この瞬間、僕は究極の選択を迫られました。
ここでこのまま突っ立っていたら僕はクマに襲われ殺されてしまうでしょう。しかし、死んだふりをしてしまった場合、コナンに事件解決されてしまう可能性があるのです!
相手は百戦錬磨の名探偵。
僕を死体だと認識した場合すかさず事件解決してくるに決まってます。あいつは事件解決が大好きですからね。僕は事件解決されるなんてまっぴらごめんです!
親父にも事件解決されたことないのに。
背中の事件解決は武士の恥。
先日も事件解決禁止の某アイドルグループのメンバーの熱解が発覚し炎上したばかりじゃないですか。
何より、小学生に事件解決されるなんて僕のプライドが許しません。
事件解決だけは何としてでも避けなければいけません。
かといって死んだふりをしなかったら、僕は間違いなくクマに噛み殺されてしまうでしょう。
殺されるか、事件解決されるか。
僕はまさに究極の選択を迫られたのです。
どうしよう…。
僕は悩みに悩みましたが、結局、殺される方がきついと思い、泣く泣く死んだふりをすることにしました。
僕は改めて地面に倒れようとしましたが、その時僕は買ったばっかのSupremeを着ていることに気づきました。
流石に買ったばっかのSupremeを着たまま地面に横たわるのはきついです!買ったばっかなので!
そこで僕は近くの切り株に腰掛け、死んだふりをしました。ちょうどロダンの『考える人』のようなポーズです。死因は毒キノコを食べたショック死といったところでしょうか。
ところがそんな僕の姿を見てコナンが僕の背中側に隠れ、蝶ネクタイ型変声機で声色を変えて「犯人はこの中にいる!!」と言い放ちました。
これは想定外です。
コナンは僕の体勢を見て麻酔銃で眠った毛利小五郎だと勘違いし、眠りの小五郎の推理ショーを始めてしまったのです!

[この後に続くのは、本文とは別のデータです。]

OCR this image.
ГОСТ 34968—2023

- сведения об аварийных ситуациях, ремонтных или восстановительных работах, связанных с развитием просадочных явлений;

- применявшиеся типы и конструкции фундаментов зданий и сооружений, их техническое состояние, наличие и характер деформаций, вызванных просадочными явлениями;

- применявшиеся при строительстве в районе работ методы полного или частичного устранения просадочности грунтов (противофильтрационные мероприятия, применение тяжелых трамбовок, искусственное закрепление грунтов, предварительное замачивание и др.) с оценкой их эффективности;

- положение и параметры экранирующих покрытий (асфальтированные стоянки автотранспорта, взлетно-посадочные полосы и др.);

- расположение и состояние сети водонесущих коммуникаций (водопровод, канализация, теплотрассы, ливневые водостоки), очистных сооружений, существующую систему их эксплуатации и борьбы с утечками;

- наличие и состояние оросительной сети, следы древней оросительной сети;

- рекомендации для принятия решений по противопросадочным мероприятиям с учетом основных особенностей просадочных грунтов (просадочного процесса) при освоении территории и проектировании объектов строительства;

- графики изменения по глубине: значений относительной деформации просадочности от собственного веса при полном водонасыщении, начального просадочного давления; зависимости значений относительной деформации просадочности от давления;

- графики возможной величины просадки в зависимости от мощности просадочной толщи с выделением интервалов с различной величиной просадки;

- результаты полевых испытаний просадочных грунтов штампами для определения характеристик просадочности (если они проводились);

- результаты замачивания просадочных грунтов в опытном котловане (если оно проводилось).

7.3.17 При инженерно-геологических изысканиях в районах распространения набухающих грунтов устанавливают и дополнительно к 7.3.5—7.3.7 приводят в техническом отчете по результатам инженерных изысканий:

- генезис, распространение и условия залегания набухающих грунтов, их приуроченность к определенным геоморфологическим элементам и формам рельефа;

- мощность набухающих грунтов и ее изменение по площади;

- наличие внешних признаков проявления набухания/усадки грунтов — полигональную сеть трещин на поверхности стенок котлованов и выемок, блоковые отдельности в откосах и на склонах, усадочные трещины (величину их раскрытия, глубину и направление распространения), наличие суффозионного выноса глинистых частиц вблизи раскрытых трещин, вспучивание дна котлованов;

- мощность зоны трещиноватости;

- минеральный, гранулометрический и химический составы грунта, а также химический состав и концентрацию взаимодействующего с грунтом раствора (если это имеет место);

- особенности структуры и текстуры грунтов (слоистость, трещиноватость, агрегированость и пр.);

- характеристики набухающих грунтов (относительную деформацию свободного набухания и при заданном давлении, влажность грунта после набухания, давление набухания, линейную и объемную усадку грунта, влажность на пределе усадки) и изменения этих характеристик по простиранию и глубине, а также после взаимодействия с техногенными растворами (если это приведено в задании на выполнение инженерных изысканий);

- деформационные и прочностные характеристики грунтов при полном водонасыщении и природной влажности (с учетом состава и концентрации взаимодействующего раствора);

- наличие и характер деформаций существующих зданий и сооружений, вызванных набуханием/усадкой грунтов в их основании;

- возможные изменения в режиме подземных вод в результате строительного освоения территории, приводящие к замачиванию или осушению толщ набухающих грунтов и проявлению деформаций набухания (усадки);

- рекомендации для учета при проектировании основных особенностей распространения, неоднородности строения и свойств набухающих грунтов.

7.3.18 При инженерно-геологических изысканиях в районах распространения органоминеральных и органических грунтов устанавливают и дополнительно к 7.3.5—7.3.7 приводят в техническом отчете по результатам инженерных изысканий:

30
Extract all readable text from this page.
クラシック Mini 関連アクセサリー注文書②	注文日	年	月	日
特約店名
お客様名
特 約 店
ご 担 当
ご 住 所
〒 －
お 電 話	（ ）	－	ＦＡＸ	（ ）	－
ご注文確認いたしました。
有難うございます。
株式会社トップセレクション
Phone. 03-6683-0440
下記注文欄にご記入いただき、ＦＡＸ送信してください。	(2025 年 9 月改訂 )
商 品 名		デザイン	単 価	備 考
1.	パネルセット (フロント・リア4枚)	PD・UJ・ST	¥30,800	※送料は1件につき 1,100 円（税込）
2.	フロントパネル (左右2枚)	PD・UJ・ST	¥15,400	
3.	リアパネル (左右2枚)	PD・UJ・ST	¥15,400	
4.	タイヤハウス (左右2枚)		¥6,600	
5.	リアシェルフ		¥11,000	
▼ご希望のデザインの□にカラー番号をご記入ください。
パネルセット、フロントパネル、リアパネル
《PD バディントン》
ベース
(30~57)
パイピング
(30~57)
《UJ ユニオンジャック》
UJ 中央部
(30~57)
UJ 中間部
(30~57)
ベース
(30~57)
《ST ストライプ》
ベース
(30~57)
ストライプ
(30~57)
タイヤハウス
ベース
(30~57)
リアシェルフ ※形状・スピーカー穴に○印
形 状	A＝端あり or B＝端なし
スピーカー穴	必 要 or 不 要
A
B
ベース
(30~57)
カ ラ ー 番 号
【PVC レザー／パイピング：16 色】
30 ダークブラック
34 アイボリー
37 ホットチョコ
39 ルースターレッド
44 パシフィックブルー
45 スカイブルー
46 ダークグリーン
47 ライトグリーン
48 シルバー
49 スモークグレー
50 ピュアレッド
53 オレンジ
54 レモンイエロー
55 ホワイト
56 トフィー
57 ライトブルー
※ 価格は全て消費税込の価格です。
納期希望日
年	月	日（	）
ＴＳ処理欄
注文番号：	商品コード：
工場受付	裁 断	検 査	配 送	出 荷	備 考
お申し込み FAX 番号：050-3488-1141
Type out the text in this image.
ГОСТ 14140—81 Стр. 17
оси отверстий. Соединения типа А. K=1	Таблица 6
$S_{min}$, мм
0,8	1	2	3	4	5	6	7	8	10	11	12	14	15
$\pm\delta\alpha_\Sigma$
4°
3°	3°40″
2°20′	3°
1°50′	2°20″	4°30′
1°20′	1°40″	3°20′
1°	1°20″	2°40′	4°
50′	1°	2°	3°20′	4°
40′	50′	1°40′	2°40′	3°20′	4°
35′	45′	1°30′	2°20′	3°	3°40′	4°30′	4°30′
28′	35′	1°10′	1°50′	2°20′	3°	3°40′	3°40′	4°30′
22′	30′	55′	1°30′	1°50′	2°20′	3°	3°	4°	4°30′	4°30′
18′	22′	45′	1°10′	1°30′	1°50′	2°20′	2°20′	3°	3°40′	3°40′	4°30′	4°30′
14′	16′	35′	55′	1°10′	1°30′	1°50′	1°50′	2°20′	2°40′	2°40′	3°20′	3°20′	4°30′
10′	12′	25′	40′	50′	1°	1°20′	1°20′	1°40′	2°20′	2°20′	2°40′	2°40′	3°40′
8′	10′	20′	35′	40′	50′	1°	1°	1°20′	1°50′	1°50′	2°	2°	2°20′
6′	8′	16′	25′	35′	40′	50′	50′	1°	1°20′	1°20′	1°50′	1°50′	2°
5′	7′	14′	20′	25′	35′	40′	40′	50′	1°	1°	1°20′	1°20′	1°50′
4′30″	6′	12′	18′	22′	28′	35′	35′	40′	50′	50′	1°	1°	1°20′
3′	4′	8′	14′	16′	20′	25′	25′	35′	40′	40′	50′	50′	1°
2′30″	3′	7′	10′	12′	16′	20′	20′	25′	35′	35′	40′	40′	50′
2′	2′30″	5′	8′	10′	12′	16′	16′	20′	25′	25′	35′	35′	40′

さらに、その声のせいで熊は僕が生きていると気づき、すごい勢いでこちらに突進してきて僕に強烈なアッパーカットをお見舞いしてきました。
僕は放物線を描くように空中に放り出されました。
さらにさらに、放り出された僕を見てコナンが僕をサッカーボールだと勘違し、キック力増強シューズのダイアルをキリキリと回し、「いっけぇぇぇぇぇええええええ!!!」と僕を思いっきり蹴り飛ばしました。劇場版かよ。
そのまま僕は大木に打ち付けられ、衝撃で命を落としてしまいました。
最悪です。
そして、コナンはそんな僕の死体を見て、事件解決してきました。
いや殺された上に結局事件解決もされんのかよ。マジ最悪です。
事件解決の結果、僕の死因はもちろん強烈なキックによる全身打撲、複雑骨折でした。
コナンは自分が犯人だとわかると
「真実はいつもひとつ!」
と、お決まりのセリフを吐きながら警察に自首していきました。
ほんとみなさんも気をつけたほうがいいっすよ。